Estudo da adsorção de dispersante à base de poliacrilato em um sistema varistor comercial: caracterização físico-química

Study of polyacrylate adsorption in a commercial varistor system: characterization of the physical-chemistry properties

S. L. M. BritoI, II; D. GouvêaI; R. GanzellaII

ILaboratório de Processos Cerâmicos, Departamento de Engenharia Metalúrgica e de Materiais, Escola Politécnica da Universidade de S. Paulo (EPUSP) Av. Prof Mello Moraes, 2463, Cidade Universitária, S. Paulo 05508-900

IIIndústria Eletromecânica Balestro Ltda. Rua Santa Cruz, 1550, Mogi Mirim, SP 13800-440 silvio.miranda@poli.usp.br, dgouvea@usp.br

RESUMO

Um dos grandes desafios no processamento cerâmico é a obtenção de dispersões de partículas estáveis e homogêneas contendo materiais com diferentes características físicas e químicas, como densidade, área de superfície específica, distribuição de tamanho de partículas e ponto isoelétrico. O comportamento de suspensões obtidas a partir da composição de um sistema varistor à base de ZnO (aditivos: Bi2O3, Sb2O3, Co3O4, Mn2O3, NiO, Cr2O3) em meio aquoso, utilizando o poliacrilato de amônio como dispersante foi avaliada para determinar a influência dos diferentes óxidos no processamento. Os óxidos foram caracterizados a partir das técnicas mobilidade eletroforética dinâmica, espectroscopia no infravermelho, distribuição granulométrica e área de superfície específica. Os óxidos aditivos apresentam características de superfície, como ponto isoelétricos (pie), distintos com relação ao óxido base (ZnO - pie 9.4). Os dois mais importantes, devido às fortes diferenças de pie foram o Sb2O3 e o Cr2O3, pie = 3,4 e 4,4, respectivamente. Esta diferença de pie entre o ZnO e os aditivos promovem uma mudança no pH quando em dispersão aquosa, que passa a ser de aproximadamente 8,0 e que pode comprometer a estabilidade da dispersão em algumas etapas do processo de dispersão.
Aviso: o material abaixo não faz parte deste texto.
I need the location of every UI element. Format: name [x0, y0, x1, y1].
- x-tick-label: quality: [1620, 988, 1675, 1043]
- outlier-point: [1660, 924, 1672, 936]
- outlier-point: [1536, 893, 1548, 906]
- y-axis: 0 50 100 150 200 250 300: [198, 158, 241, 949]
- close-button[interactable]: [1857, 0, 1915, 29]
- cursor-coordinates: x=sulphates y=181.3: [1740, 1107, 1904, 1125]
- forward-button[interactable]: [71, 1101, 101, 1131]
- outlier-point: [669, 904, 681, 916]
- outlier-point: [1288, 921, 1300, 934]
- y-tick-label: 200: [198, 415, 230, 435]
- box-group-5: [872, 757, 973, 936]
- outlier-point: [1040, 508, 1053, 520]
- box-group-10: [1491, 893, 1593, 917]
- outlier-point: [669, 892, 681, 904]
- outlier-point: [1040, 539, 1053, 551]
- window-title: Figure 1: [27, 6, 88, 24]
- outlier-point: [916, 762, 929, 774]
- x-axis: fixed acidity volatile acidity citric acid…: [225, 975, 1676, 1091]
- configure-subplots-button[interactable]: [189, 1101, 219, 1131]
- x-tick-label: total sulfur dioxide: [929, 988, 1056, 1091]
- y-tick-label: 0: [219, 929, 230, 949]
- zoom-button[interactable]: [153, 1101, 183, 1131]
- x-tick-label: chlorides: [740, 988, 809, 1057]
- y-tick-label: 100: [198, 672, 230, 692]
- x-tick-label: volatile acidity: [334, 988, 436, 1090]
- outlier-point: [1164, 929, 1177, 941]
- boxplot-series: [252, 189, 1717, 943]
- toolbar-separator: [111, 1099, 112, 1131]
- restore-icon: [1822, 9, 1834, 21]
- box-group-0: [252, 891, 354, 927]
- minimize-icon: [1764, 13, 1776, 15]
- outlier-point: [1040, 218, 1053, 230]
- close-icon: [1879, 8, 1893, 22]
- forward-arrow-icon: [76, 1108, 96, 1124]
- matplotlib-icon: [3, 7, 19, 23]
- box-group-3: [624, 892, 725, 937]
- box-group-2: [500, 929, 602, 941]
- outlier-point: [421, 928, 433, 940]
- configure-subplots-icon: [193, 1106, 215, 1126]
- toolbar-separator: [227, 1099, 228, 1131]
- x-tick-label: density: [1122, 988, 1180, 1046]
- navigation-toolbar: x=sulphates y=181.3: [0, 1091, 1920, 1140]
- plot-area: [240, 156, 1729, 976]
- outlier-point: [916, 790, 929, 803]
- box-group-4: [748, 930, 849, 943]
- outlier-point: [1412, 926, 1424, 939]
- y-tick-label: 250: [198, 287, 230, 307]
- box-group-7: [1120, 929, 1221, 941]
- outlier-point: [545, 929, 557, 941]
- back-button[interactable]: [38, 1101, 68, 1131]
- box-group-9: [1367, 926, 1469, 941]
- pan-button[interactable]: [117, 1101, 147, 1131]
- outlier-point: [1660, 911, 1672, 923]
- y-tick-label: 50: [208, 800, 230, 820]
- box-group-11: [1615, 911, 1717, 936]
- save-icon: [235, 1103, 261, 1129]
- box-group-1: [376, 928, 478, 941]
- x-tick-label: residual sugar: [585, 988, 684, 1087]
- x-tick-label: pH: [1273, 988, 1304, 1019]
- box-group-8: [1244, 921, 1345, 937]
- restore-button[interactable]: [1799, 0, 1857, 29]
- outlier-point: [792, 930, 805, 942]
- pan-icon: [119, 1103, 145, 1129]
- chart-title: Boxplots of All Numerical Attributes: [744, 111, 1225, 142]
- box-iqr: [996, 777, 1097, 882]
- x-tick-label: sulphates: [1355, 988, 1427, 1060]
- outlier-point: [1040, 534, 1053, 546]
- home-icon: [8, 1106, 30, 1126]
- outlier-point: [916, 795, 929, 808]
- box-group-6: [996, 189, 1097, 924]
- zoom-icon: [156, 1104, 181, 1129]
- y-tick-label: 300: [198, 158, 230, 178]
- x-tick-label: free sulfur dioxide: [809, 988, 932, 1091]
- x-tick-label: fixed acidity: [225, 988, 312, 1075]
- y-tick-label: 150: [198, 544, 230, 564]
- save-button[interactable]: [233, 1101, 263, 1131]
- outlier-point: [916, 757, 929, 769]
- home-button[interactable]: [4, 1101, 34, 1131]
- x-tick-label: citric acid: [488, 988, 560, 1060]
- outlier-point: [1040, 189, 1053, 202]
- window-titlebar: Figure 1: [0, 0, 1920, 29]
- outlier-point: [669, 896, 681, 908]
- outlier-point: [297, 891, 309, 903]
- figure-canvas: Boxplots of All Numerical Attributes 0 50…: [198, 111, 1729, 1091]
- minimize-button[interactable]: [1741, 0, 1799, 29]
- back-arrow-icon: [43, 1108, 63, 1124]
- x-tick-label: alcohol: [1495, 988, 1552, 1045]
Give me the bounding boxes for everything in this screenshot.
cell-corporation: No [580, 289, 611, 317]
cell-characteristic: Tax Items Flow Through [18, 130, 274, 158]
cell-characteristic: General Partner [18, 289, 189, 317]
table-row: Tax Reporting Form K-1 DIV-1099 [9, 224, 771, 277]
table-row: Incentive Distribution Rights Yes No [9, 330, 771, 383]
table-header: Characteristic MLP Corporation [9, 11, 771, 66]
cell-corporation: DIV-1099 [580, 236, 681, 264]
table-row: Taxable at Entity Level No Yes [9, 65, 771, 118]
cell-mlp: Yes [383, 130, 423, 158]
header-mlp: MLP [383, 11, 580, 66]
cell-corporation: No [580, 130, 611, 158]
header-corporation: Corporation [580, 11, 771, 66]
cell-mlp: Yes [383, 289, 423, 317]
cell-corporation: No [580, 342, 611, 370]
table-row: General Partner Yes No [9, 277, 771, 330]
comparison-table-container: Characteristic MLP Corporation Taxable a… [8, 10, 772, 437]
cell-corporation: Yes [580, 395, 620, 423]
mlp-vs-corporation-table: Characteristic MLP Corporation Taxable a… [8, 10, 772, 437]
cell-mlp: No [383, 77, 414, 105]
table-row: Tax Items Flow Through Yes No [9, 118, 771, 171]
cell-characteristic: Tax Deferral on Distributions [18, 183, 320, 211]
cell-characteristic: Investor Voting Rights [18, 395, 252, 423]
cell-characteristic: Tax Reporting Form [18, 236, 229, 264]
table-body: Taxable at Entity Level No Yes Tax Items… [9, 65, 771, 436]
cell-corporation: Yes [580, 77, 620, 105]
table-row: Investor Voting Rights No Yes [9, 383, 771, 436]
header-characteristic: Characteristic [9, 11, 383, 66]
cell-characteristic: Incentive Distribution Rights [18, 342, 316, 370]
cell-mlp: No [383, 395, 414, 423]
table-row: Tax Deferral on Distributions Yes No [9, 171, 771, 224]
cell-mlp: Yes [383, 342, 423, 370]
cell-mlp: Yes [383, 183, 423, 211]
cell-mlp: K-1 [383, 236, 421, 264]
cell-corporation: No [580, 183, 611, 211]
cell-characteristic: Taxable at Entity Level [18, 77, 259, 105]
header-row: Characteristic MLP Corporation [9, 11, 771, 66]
Palavras-chave: varistor, ZnO, físico-química de superfície, estabilização eletro-estérica, isoterma de adsorção.

ABSTRACT

One of the greatest challenges of ceramic processing is to obtain a stable and homogeneous dispersion of particles when the components present different physical and chemical characteristics, such as density, specific surface area, size distribution and isoelectric point (iep). The ZnO varistor composition contains 7 different oxides (additives: Bi2O3, Sb2O3, Co3O4, Mn2O3, NiO, and Cr2O3) and the stability of the aqueous dispersion strongly depends on the specific surface area, the iep and the dispersant choice. In this work we evaluated the ammonium polyacrylate (PAA-NH4) as a dispersant to determine the influence of the different oxides on the processing. The oxides have been characterized by electrophoretic mobility, particle size distribution and specific surface area. Some of varistor oxides additives present isoelectric point (iep) distinct from the ZnO (iep = 9,4). Among them, Sb2O3 (iep = 3.4) and Cr2O3 (iep = 4.4) have been considered. This difference between the ZnO and these additives promotes a change in the pH dispersion that could compromise the dispersion stability.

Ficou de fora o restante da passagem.